RESACA

 

Al principio se sintió deambular por ese estado impreciso que es la frontera del sueño y el despertar. Aún cargado de brumas fue desperezando los sentidos en un aterrizar muy lento a la consciencia.

Un doloroso latido le recordaba que aún permanecía vivo y traía a su recuerdo los excesos de una noche trasegada. Habían sido muchas más de las razonables, también más de las que ya podrían sin duda considerarse letales, las dosis de alcohólicos brebajes que la víspera había ingerido dedicado cual devoto al más ancestral ritual autodestructivo. Muchas eran sin duda las neuronas que habían sido ofrecidas y ahora, los vapores ya consumidos, eran sus compañeras las que atormentaban sus sienes cual plañideras reunidas en un cerebral velatorio. Noche de excesos, mañana de resaca, reflexionó sin palabras y saboreando el más reseco paladar.

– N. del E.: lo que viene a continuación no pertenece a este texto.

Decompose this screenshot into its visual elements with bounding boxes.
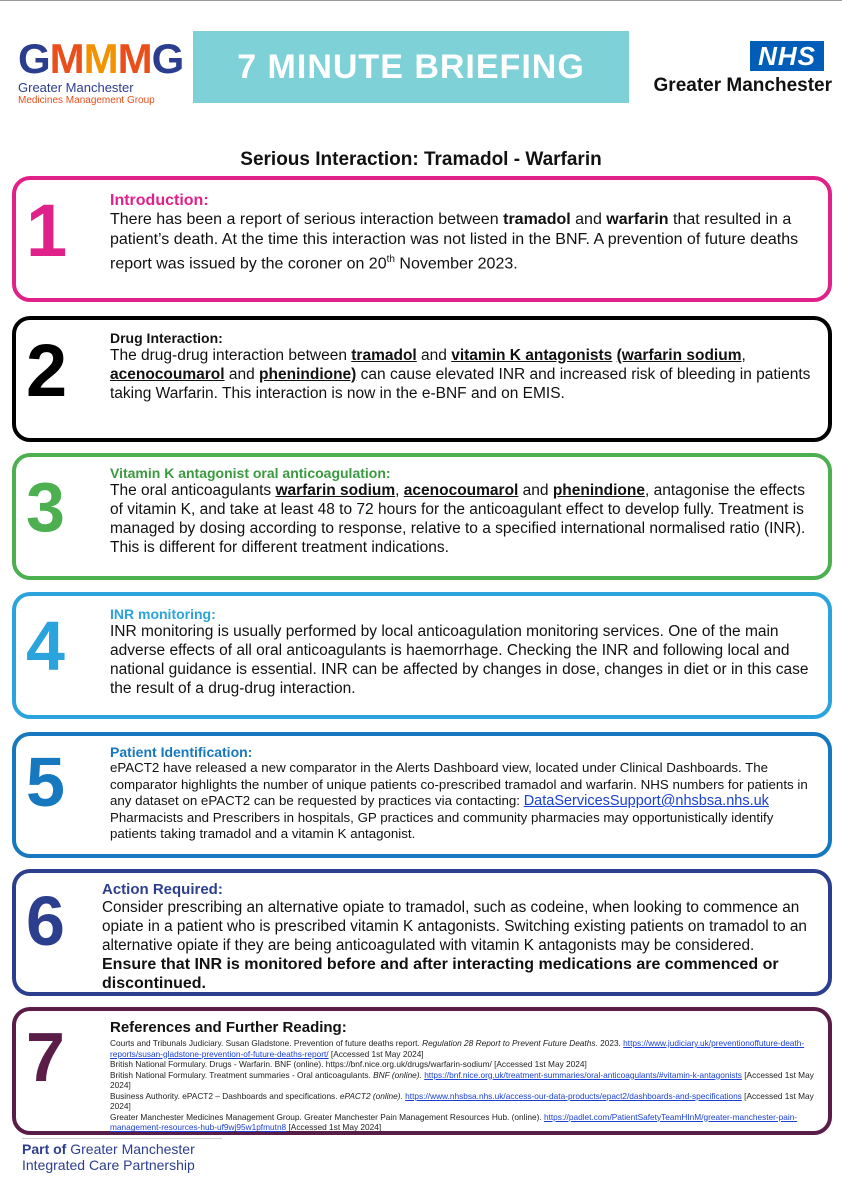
text-run: Pharmacists and Prescribers in hospitals, GP practices and community pharmacies may opportunistically identify patients taking tramadol and a vitamin K antagonist. <box>110 809 774 841</box>
text-run: that resulted in a patient’s death. At the time this interaction was not listed in the BNF. A prevention of future deaths report was issued by the coroner on 20 <box>110 211 799 273</box>
footer-divider <box>22 1138 222 1139</box>
gmmmg-logo <box>18 35 184 109</box>
ref-link[interactable]: https://www.judiciary.uk/preventionoffuture-death-reports/susan-gladstone-prevention-of-future-deaths-report/ <box>110 1038 805 1059</box>
footer-line1 <box>22 1141 195 1157</box>
emphasis-warfarin-sodium: (warfarin sodium <box>616 347 742 364</box>
gmmmg-org-line2: Medicines Management Group <box>18 95 155 106</box>
ref-text: British National Formulary. Treatment summaries - Oral anticoagulants. <box>110 1069 374 1080</box>
reference-item <box>110 1070 822 1091</box>
card-body <box>110 744 822 843</box>
text-run: can cause elevated INR and increased risk of bleeding in patients taking Warfarin. This interaction is now in the e-BNF and on EMIS. <box>110 366 811 402</box>
card-number: 6 <box>26 882 65 960</box>
page-title: Serious Interaction: Tramadol - Warfarin <box>240 149 602 170</box>
card-heading: Introduction: <box>110 192 209 209</box>
ref-link[interactable]: https://padlet.com/PatientSafetyTeamHInM/greater-manchester-pain-management-resources-hub-uf9wj95w1pfmutn8 <box>110 1111 798 1132</box>
card-number: 3 <box>26 468 65 546</box>
footer-part-of: Part of <box>22 1141 67 1157</box>
text-run: There has been a report of serious interaction between <box>110 211 504 228</box>
card-heading: Vitamin K antagonist oral anticoagulation: <box>110 465 391 481</box>
footer-org2: Integrated Care Partnership <box>22 1157 195 1173</box>
nhs-region-name: Greater Manchester <box>653 75 832 96</box>
gmmmg-logo-letter: G <box>18 35 50 82</box>
emphasis-warfarin-sodium: warfarin sodium <box>275 482 396 499</box>
card-text <box>110 210 822 274</box>
card-body <box>110 606 822 698</box>
card-text <box>102 898 822 993</box>
gmmmg-logo-letter: M <box>49 35 84 82</box>
ref-text: Greater Manchester Medicines Management Group. Greater Manchester Pain Management Resources Hub. (online). <box>110 1111 544 1122</box>
text-run: and <box>224 366 260 383</box>
ref-text: [Accessed 1st May 2024] <box>328 1048 424 1059</box>
gmmmg-logo-letters <box>18 35 183 82</box>
emphasis-action: Ensure that INR is monitored before and after interacting medications are commenced or discontinued. <box>102 956 779 992</box>
card-heading: Patient Identification: <box>110 744 253 760</box>
briefing-card-2 <box>12 316 832 442</box>
ref-text: [Accessed 1st May 2024] <box>286 1122 382 1132</box>
text-run: , antagonise the effects of vitamin K, and take at least 48 to 72 hours for the anticoagulant effect to develop fully. Treatment is managed by dosing according to response, relative to a specified international normalised ratio (INR). This is different for different treatment indications. <box>110 482 806 556</box>
text-run: , <box>395 482 404 499</box>
card-number: 5 <box>26 743 65 821</box>
ref-text: Courts and Tribunals Judiciary. Susan Gladstone. Prevention of future deaths report. <box>110 1038 423 1048</box>
card-body <box>110 330 822 403</box>
card-text <box>110 481 822 557</box>
emphasis-phenindione: phenindione <box>552 482 645 499</box>
text-run: , <box>741 347 746 364</box>
reference-item <box>110 1038 822 1059</box>
email-link[interactable]: DataServicesSupport@nhsbsa.nhs.uk <box>523 793 769 809</box>
gmmmg-logo-letter: M <box>117 35 152 82</box>
footer-org1: Greater Manchester <box>66 1141 195 1157</box>
ref-italic: Regulation 28 Report to Prevent Future Deaths. <box>422 1038 598 1048</box>
emphasis-tramadol: tramadol <box>503 211 571 228</box>
card-number: 1 <box>26 189 68 272</box>
text-run: The oral anticoagulants <box>110 482 276 499</box>
nhs-logo <box>632 41 832 97</box>
reference-item <box>110 1112 822 1133</box>
ref-text: [Accessed 1st May 2024] <box>110 1090 814 1111</box>
card-heading: References and Further Reading: <box>110 1019 347 1036</box>
card-number: 2 <box>26 329 68 412</box>
text-run: and <box>570 211 607 228</box>
card-heading: Drug Interaction: <box>110 330 223 346</box>
card-text <box>110 760 822 843</box>
briefing-card-3 <box>12 453 832 580</box>
ref-text: Business Authority. ePACT2 – Dashboards and specifications. <box>110 1090 340 1101</box>
reference-item <box>110 1091 822 1112</box>
text-run: ePACT2 have released a new comparator in the Alerts Dashboard view, located under Clinical Dashboards. The comparator highlights the number of unique patients co-prescribed tramadol and warfarin. NHS numbers for patients in any dataset on ePACT2 can be requested by practices via contacting: <box>110 760 808 808</box>
gmmmg-logo-letter: G <box>151 35 184 82</box>
emphasis-tramadol: tramadol <box>351 347 417 364</box>
superscript-th: th <box>386 254 395 265</box>
briefing-card-1 <box>12 176 832 302</box>
briefing-card-6 <box>12 869 832 996</box>
briefing-card-4 <box>12 592 832 719</box>
emphasis-warfarin: warfarin <box>606 211 669 228</box>
emphasis-acenocoumarol: acenocoumarol <box>110 366 225 383</box>
card-text <box>110 346 822 403</box>
card-body <box>102 881 822 993</box>
briefing-banner: 7 MINUTE BRIEFING <box>193 31 629 103</box>
card-body <box>110 192 822 274</box>
card-heading: INR monitoring: <box>110 606 216 622</box>
card-number: 7 <box>26 1018 65 1096</box>
gmmmg-org-line1: Greater Manchester <box>18 80 134 95</box>
ref-text: [Accessed 1st May 2024] <box>110 1069 814 1090</box>
emphasis-phenindione: phenindione) <box>259 366 357 383</box>
ref-link[interactable]: https://www.nhsbsa.nhs.uk/access-our-data-products/epact2/dashboards-and-specifications <box>405 1090 742 1101</box>
text-run: The drug-drug interaction between <box>110 347 352 364</box>
card-text: INR monitoring is usually performed by local anticoagulation monitoring services. One of the main adverse effects of all oral anticoagulants is haemorrhage. Checking the INR and following local and national guidance is essential. INR can be affected by changes in dose, changes in diet or in this case the result of a drug-drug interaction. <box>110 623 809 697</box>
card-body <box>110 1019 822 1133</box>
ref-italic: BNF (online). <box>373 1069 422 1080</box>
gmmmg-logo-mark <box>18 35 184 82</box>
ref-text: 2023. <box>597 1038 624 1048</box>
ref-italic: ePACT2 (online). <box>339 1090 403 1101</box>
footer-partnership <box>22 1141 195 1173</box>
ref-text: British National Formulary. Drugs - Warfarin. BNF (online). https://bnf.nice.org.uk/drugs/warfarin-sodium/ [Accessed 1st May 2024] <box>110 1059 587 1069</box>
briefing-card-5 <box>12 732 832 858</box>
emphasis-acenocoumarol: acenocoumarol <box>403 482 519 499</box>
reference-item <box>110 1059 822 1070</box>
text-run: Consider prescribing an alternative opiate to tramadol, such as codeine, when looking to commence an opiate in a patient who is prescribed vitamin K antagonists. Switching existing patients on tramadol to an alternative opiate if they are being anticoagulated with vitamin K antagonists may be considered. <box>102 899 807 954</box>
text-run: November 2023. <box>394 255 518 273</box>
nhs-logo-mark: NHS <box>750 41 824 71</box>
emphasis-vitamin-k-antagonists: vitamin K antagonists <box>451 347 613 364</box>
card-body <box>110 465 822 557</box>
text-run: and <box>518 482 553 499</box>
text-run: and <box>416 347 452 364</box>
card-number: 4 <box>26 607 65 685</box>
briefing-card-7 <box>12 1007 832 1135</box>
card-heading: Action Required: <box>102 881 223 898</box>
ref-link[interactable]: https://bnf.nice.org.uk/treatment-summaries/oral-anticoagulants/#vitamin-k-antagonists <box>424 1069 742 1080</box>
gmmmg-logo-letter: M <box>83 35 118 82</box>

El primer impulso fue de arrancar esos ojos que le arrojaban a aquella mañana de luz, el segundo un deseo muy vivo de morir, el tercero-más juicioso-la necesidad de abandonar aquel estado de abandono e intentar mitigar, de la manera más eficaz, los daños que aún entre brumas, comenzaba a evaluar.

Con un movimiento automático separó rápido las sábanas y se intentó incorporar. El vértigo fue una centella y lo puso todo a rodar. Sintió un sudor muy frío y una nausea muy profunda. Algo marchaba muy mal. Sintió la llamada de alerta y una necesidad muy acuciante de ser rápido en su proceder. En un esfuerzo titánico consiguió ponerse en pie. Un nuevo vahído y el replicar constante de aquella primera arcada le guiaron diligente hacia el baño anexo al dormitorio. Era preciso llegar. Lo consiguió justo a tiempo de descargar esa primera angustia. Luego siguieron algunas más y ese sentirse morir, ese dejar escapar entre los dedos las entrañas y el alma, todas juntas y a la par.

Después de esa primera tempestad se hizo una primera calma. Cesó el sudor tan frío, se fue templando, fue volviendo el color y ese crepitar de cuchillas en las sienes se hizo de nuevo sentir. Incorporó despacio su cuerpo y acercó su cara al chorro de agua fresca que generoso había dejado manar. Refrescó muchas veces su rostro ayudado por unas manos temblorosas que ejercían de aguador. Sintió más sereno su espíritu, notó más paz en su respirar.

Con pasos lentos se acercó a la cocina. Mentalmente repasó los pasos que debía dar: abrir la cafetera, cargarla de agua, llenar con precisión de café su depósito, cerrarla, acercarla a su adecuada posición sobre el fuego y esperar. Así lo hizo. Luego un esperar impaciente atento a ese primer borboteo que se hace eterno. Para entretener la espera se aventuró a elegir una taza y depositar en ella no una-la habitual-sino dos generosas cucharadas de azúcar (dicen que es bueno para calmar estos males) y retomar su asiento, más por necesidad que buscando comodidad. Al fin se hizo escuchar aquel rumor y, extremando los cuidados, agarró con firmeza el asa y vertió el esperado contenido. Un cuidado recostar del artefacto, un suspiro profundo, un acercarse a los labios la taza y un primer sorbo.

Luego, más calmo y reflexivo, mientras espera ese segundo trago, esa promesa tantas veces rota como proferida: ¡Soy idiota! No lo vuelvo a hacer, de verdad que ésta es la última noche que me pongo ciego a beber.